Alternatives to Gross Domestic Product (GDP)
There is a growing concern on the consequences of continued economic growth in a world of shrinking and finite resources, as well as the impact of such rampant growth on quality of life. Conventional economic wisdom holds that global growth can continue forever, yet the reality of resource constraints is challenging this economic mantra. Rio+20 should address the need to create and promote more efficient indicators of human and environmental well-being worldwide, as it addresses reducing poverty and inequality. There currently exist viable alternative measures of economic performance, including the Genuine Progress Indicator (which measures how well citizens are doing both economically and socially) and the Happy Planet Index (a composite of three measures – life expectancy at birth, life satisfaction, and ecological footprint).
Key to all of this is over-consumption. Historically a small portion of the planet – the rich, developed countries – have contributed the most to rising greenhouse gas emissions and depletion of resources around the globe. And certainly as developing countries grow, prosper, and move into the middle-class, they want the things that we in the developed world want and have.
Connie Hedegaard, EU commissioner for Climate Action, has called for reassessing the idea of growth. In a recent speech she said “Growth in itself is neither our enemy, nor our problem. It is the way we have grown, and the way we continue to grow that is our common challenge. Growth, as we know it, will lead to incomprehensible problems in the future, not least due to the stress we cause to our ecosystems, our climate, and other natural resources, like for example water.” She has urged taking up this issue at Rio+20.
Rights of Nature Paradigm
Given the reality of climate change, finite resources and a planet already extended beyond its carrying capacity, the urgency of finding sustainable solutions is upon us now. Successfully addressing global problems will require a change in our way of looking at the world. One paradigm-shifting concept is that of recognizing rights of nature.
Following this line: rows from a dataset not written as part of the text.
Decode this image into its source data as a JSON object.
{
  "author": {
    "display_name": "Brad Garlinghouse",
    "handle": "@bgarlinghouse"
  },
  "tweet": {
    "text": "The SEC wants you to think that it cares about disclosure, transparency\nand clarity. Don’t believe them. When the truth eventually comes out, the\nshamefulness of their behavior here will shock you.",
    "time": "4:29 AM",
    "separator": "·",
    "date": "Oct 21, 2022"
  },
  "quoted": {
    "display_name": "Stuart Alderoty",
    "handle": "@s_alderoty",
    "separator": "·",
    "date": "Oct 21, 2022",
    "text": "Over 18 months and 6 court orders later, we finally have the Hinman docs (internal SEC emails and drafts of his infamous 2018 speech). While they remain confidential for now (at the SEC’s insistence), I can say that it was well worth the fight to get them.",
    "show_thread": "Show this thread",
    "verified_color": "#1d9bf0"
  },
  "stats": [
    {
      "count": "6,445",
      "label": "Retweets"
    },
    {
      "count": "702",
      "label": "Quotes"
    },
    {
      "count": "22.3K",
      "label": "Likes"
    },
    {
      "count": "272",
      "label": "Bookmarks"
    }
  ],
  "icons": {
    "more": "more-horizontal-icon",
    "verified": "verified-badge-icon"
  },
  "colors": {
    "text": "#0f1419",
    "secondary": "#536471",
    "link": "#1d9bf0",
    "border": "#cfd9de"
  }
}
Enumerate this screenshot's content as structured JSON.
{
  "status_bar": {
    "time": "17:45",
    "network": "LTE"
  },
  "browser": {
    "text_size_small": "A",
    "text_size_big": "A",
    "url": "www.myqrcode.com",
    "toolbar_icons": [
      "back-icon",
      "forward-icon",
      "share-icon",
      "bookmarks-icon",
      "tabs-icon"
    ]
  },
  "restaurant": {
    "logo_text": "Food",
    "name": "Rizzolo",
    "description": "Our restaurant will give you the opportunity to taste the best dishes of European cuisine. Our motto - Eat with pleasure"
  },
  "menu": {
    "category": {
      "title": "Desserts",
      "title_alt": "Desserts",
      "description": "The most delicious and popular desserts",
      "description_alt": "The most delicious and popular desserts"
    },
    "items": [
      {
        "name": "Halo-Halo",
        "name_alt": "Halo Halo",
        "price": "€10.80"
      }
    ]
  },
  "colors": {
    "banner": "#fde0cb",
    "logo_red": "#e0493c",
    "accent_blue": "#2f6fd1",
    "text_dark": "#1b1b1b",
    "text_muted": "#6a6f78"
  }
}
What exactly, does this mean? Rather than treating nature as property under the law (as women and slaves once were), rights of nature acknowledges that nature in all its life forms has the right to exist, persist, maintain and regenerate its vital cycles. Simply put, it is seeing the natural world as something other than a resource for human exploitation, and that humans are part of nature, not separate. Ecuador and Bolivia have included rights of nature in their constitutions, recognizing the legal right of ecosystems to exist.
This will obviously require a major shift in thinking for many people, but we need something other than “business as usual” if we wish to sustain life on this planet.
This list is not inclusive, but these are key components. The answer isn’t to give up our 21st century lifestyles, but to live within our means and the planet’s means. Society should act together and move past unsustainable levels of economic growth, focus on the well-being of all, and recognize resource limits. The best way to achieve this is to enhance the rights of women, positively address population growth, reduce unsustainable levels of consumption, and consider new concepts that protect people, nature, and the earth that we share. That’s how we build the future we want.